His punishment was two days’ lost pay. The document makes no mention of his transfer.
“It’s a program that he worked heavily on to bring such great acclaim to it, awards and everything else. It’s a shame they’re not embracing him with both arms,” Jones said. “They have an opportunity to get it right, and we’ll see if they get it right.”
CIT International and several other mental health organizations advise against restraining people with mental illness when possible. If it becomes law, a bill pending in the Maryland General Assembly would require officers to use such “best practices” when transporting patients for emergency evaluations.
“If I’m asking for help and I’m not combative and the mental health piece is not rearing its ugly head, why [use handcuffs]? I’m not saying they should ride in the front seat. They can ride in the back. But why take their dignity away?” said Angel Traynor, who founded the substance abuse recovery organization Serenity Sistas in Anne Arundel County.
Traynor recalled working with Thomas as opioid overdoses raged in Anne Arundel around 2015 and ironing out the kinks in the county’s Safe Stations program, in which anyone experiencing addiction can go to a county fire station and ask to be connected with treatment.
Traynor, who said she was “mad” about Thomas’ reassignment, has watched Thomas interact with countless people experiencing the “worst day of their life.” He treats them, she said, “as the human beings they are.”
“When I watch Steve in action, there is no stigma,” Traynor said. “There is no judgment. There is only: ‘How can I help you?
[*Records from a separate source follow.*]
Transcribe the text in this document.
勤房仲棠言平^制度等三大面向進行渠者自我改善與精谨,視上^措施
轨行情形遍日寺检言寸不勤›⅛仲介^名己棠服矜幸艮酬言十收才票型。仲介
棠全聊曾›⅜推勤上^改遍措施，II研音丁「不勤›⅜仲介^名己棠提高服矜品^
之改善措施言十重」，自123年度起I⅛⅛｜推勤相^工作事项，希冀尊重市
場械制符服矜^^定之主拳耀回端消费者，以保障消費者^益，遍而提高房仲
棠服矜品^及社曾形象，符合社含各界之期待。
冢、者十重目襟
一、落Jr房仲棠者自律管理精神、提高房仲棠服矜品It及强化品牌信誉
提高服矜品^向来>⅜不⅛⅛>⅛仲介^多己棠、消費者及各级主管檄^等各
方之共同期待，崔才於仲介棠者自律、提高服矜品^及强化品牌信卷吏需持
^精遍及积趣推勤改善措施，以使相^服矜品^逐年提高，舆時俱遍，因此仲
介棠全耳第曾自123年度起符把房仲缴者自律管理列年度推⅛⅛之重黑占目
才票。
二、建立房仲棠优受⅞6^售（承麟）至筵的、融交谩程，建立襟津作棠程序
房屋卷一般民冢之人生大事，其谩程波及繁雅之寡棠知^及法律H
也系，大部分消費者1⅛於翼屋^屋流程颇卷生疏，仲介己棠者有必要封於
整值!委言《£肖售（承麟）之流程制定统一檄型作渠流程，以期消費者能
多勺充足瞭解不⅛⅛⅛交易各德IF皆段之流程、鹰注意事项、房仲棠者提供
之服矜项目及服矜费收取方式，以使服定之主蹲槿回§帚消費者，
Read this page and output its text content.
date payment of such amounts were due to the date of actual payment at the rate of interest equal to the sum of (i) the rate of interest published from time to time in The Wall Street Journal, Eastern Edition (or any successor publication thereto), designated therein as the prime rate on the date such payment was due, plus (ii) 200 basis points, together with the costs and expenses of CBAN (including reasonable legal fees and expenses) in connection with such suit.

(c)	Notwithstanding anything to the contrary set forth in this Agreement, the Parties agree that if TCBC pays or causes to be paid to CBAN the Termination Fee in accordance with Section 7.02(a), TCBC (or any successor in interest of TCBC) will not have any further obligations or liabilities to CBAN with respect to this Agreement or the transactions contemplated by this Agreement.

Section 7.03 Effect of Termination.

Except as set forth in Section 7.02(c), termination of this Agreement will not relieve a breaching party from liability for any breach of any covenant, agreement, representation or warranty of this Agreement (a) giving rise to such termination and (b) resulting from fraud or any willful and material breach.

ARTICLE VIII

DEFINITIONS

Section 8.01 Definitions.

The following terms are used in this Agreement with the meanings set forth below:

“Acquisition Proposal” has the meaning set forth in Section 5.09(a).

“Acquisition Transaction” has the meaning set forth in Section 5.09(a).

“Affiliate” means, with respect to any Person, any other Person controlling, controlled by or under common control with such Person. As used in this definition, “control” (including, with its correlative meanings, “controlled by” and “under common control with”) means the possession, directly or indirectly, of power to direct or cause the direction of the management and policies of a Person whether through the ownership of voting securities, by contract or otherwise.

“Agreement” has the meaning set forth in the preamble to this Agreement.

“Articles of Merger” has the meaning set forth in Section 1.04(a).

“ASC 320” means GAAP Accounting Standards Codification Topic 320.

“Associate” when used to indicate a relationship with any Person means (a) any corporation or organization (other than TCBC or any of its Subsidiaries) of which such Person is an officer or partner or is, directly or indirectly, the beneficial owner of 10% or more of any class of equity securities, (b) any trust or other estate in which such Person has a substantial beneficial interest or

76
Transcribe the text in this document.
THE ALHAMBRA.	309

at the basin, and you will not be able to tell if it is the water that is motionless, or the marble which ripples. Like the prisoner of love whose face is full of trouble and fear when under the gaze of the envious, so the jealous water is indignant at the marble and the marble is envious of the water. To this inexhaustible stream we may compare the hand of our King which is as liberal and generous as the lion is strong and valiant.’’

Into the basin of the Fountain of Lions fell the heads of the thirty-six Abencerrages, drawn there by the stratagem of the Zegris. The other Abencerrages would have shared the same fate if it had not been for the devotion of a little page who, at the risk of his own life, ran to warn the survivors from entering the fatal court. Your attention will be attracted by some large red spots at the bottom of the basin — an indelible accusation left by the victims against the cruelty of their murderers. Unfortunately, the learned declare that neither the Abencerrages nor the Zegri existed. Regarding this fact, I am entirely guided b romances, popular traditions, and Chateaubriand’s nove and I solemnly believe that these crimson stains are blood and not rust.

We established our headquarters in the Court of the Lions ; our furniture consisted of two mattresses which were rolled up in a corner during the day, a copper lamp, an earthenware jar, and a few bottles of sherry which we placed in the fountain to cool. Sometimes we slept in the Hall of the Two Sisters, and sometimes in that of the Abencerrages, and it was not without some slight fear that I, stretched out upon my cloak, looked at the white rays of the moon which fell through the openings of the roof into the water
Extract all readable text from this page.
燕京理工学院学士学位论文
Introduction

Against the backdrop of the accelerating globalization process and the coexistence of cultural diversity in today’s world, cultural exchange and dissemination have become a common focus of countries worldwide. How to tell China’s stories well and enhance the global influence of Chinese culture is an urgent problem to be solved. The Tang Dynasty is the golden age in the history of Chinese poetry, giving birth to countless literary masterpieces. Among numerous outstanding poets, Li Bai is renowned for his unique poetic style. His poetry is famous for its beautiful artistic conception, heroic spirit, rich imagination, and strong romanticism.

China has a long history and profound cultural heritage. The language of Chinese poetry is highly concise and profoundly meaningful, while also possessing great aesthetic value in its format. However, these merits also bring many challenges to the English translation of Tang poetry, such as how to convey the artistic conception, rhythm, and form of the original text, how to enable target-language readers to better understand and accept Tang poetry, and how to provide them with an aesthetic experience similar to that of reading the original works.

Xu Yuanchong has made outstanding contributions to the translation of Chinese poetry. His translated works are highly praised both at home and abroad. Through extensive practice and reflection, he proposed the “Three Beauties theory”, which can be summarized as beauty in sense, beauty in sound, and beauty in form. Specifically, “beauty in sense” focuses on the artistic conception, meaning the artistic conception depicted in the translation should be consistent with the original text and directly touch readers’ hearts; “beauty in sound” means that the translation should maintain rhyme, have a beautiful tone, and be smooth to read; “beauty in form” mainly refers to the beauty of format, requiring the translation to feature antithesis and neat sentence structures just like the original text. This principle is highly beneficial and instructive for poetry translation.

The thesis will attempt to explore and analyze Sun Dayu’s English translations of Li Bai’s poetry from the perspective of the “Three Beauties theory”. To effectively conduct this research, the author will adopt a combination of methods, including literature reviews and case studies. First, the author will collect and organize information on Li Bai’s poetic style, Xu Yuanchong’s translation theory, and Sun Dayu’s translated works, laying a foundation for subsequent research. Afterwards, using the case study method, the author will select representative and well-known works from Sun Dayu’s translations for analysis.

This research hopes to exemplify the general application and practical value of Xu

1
What can I do to help you to make sure you’re safe?’”
Owens, the county teacher, said she was involuntarily hospitalized twice in 2017.
The first time officers transported her, she was not handcuffed, she said, and officers talked to her calmly on the ride.
The second time, officers handcuffed her and restrained her legs. She said she was made to lie down in the back of a police car and couldn’t see where she was going.
“Because of that, my symptoms went through the roof,” Owens said.
Once she got to the hospital, “I ended up knocking pictures off the wall. It was night and day,” she said.
Owens decried Thomas’ reassignment.
“It’s a really horrible way to send somebody out at the end of their career,” she said. “I think it’s tragic. It’s disheartening.”